Published: Monday 23rd February 2015 by The News Editor

Comments (0)

Ed Miliband is pledging to put arts and culture at the heart of his government if Labour wins the general election on May 7.

In a speech in London, the Labour leader will promise to guarantee young people’s access to creative education, accusing the coalition Government of depriving schoolchildren of exposure to the arts because of a “backward-looking, narrow educational philosophy”.

And he will offer the creative industries an influential voice within government with the creation of a new committee, chaired by Mr Miliband and drawing its membership from all sectors and regions, with a remit to bring the concerns of the arts community directly to the ear of the Prime Minister.

Speaking to the Creative Industries Foundation, Mr Miliband will stress the economic and educational benefits of access to arts and culture and warn that they should not be allowed to become “the privilege of a few, rather than the right of the many”.

Under Mr Miliband’s plans, schools will only be able to receive an “outstanding” rating from Ofsted inspectors if they offer creative subjects and cultural opportunities.

Schools will be asked to appoint a “local culture champion” to forge links with arts organisations and after-school clubs will be encouraged to offer music, drama, dance and other creative activities.

Labour would guarantee to continue free access to national galleries and museums and encourage the Arts Council to use grants to fund reduced-rate theatre tickets for young people.

And creative industries and arts organisations which receive government grants and contracts would be required to offer more apprenticeships.

Labour cited the findings of the Warwick Commission that numbers of primary school children taking part in music had fallen from over half in 2010 to under one-third in 2013, while the number of arts and culture teachers in schools has fallen by 11% since the last election and in 2013, only 8.4% of students combined arts and science subjects at AS-level.

“In my view, this is a direct consequence of a backward-looking, narrow educational philosophy from a Government that has gone from the Gove regime to the Gove regime in all but name,” Mr Miliband is due to say.

“We have to turn that round.

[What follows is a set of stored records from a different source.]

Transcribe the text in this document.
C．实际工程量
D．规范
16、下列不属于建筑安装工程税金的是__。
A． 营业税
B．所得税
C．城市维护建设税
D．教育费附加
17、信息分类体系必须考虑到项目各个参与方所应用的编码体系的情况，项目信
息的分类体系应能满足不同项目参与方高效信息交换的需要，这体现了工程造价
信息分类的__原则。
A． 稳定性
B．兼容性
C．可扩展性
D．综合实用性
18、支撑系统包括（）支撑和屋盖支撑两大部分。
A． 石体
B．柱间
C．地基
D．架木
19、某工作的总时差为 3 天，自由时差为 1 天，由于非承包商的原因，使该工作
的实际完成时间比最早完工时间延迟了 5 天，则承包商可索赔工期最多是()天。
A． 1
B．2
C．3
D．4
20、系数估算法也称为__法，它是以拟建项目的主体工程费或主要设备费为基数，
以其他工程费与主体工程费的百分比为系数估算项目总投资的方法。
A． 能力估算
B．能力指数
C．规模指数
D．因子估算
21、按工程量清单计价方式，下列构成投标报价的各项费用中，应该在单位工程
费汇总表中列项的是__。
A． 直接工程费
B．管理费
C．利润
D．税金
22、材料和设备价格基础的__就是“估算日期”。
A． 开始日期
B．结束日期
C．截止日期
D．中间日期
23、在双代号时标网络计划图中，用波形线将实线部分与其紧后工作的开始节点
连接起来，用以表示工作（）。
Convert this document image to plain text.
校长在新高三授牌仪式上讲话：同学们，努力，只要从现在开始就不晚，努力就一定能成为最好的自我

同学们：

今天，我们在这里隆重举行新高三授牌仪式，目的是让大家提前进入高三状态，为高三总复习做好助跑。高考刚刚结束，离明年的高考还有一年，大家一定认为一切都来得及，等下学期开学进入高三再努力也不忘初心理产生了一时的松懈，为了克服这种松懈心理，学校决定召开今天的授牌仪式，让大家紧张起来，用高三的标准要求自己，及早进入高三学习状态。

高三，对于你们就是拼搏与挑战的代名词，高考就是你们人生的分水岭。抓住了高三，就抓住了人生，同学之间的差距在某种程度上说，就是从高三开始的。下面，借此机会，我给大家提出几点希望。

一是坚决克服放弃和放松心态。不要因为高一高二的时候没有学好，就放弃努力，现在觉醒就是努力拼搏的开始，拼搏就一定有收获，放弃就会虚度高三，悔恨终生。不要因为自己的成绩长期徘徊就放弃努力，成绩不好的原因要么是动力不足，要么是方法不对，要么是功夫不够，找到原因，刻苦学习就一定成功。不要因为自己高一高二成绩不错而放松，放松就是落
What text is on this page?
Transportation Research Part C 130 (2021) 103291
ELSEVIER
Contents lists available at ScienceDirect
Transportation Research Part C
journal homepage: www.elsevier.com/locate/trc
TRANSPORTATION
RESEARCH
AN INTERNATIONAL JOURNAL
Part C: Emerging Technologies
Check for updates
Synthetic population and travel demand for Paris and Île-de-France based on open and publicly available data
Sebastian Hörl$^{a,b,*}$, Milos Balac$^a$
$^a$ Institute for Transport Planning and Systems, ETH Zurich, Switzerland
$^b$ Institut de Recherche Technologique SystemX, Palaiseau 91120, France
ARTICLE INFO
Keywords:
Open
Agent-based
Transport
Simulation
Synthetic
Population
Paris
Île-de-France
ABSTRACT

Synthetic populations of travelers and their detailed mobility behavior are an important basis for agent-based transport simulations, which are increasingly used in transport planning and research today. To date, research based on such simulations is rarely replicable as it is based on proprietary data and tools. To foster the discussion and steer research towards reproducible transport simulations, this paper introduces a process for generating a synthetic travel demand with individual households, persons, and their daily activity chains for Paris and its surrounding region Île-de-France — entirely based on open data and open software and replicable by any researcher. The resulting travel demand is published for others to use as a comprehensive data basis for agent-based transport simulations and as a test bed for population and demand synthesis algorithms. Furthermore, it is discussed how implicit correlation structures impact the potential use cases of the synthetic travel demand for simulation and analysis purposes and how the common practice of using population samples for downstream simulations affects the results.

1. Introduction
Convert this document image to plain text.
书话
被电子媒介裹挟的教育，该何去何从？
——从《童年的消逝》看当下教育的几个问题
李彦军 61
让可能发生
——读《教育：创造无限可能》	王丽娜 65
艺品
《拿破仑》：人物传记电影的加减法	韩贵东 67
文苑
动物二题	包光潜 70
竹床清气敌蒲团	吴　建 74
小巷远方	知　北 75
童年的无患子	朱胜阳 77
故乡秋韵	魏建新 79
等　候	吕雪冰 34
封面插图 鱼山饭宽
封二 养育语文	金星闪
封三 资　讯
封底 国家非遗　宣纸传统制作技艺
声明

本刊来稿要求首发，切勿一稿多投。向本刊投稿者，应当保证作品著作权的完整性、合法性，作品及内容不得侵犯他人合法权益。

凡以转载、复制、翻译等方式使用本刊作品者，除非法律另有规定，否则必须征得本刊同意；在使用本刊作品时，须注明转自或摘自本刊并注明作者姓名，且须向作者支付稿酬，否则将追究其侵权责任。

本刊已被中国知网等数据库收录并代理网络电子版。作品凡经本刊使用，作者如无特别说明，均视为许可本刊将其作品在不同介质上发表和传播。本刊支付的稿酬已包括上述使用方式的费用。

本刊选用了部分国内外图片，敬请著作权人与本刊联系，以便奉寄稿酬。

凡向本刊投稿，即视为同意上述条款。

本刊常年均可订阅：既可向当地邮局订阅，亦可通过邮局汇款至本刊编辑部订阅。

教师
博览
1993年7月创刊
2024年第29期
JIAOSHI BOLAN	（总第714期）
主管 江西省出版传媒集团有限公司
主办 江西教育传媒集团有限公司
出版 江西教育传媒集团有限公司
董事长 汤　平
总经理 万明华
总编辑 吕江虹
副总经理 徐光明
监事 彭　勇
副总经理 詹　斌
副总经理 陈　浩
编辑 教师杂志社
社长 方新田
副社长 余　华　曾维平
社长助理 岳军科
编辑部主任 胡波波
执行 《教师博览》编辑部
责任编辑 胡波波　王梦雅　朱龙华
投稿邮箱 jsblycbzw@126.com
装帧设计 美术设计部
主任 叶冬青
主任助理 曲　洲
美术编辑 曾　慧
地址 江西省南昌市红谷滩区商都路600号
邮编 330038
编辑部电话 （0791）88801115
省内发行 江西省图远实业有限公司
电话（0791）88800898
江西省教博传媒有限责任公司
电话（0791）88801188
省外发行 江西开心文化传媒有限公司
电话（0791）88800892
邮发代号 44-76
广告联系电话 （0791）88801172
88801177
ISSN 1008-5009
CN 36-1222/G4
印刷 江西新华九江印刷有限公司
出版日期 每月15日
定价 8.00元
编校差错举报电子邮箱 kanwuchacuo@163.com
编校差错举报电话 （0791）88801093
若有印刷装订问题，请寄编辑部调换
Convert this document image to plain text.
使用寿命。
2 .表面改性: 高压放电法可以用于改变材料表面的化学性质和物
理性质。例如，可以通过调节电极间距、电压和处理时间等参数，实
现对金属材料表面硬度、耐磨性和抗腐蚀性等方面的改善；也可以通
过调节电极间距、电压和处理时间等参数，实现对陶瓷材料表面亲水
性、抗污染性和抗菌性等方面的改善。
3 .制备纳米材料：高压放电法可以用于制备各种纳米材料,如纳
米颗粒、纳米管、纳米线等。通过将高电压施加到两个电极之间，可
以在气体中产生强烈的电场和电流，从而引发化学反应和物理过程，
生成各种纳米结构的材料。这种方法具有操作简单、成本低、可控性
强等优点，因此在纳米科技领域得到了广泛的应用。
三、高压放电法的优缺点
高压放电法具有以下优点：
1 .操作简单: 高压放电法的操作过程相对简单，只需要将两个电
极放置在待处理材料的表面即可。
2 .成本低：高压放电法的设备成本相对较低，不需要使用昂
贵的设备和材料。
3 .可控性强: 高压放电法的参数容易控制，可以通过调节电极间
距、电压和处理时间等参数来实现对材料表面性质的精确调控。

That is why the next Labour government’s mission is to guarantee every young person, from whatever background, access to the arts and culture – a universal entitlement to a creative education for every child.”

Citing the filming of the new Star Wars movie in Berkshire and the training of a new generation of talent at the Brit School in Croydon, Mr Miliband was due to say: “Arts is an area where Britain still leads the world … And every day we see all around us evidence of the brilliance of British theatre, design, fashion, architecture, video games and every other branch of arts and culture.

“Together, the creative industries are our fastest growing sector. But the importance of the arts and culture for me goes far beyond pounds and pence. The arts and culture define our character as a nation.”

And he will add: “If you believe in social justice, if you believe in a more equal society, then access to the arts and culture is not an optional extra, it is essential – not simply because of the worlds it opens up, but because of the wider impact it has.

“Over 40% of 16-year-olds from low-income families who engage in the arts and culture score above average in their school tests – and those who take part in the arts and culture are more likely to get a degree.

“It is for all these reasons that I am committed to opening up access to the arts and culture, because it can’t be right that all of these advantages are the privilege of a few, rather than the right of the many.”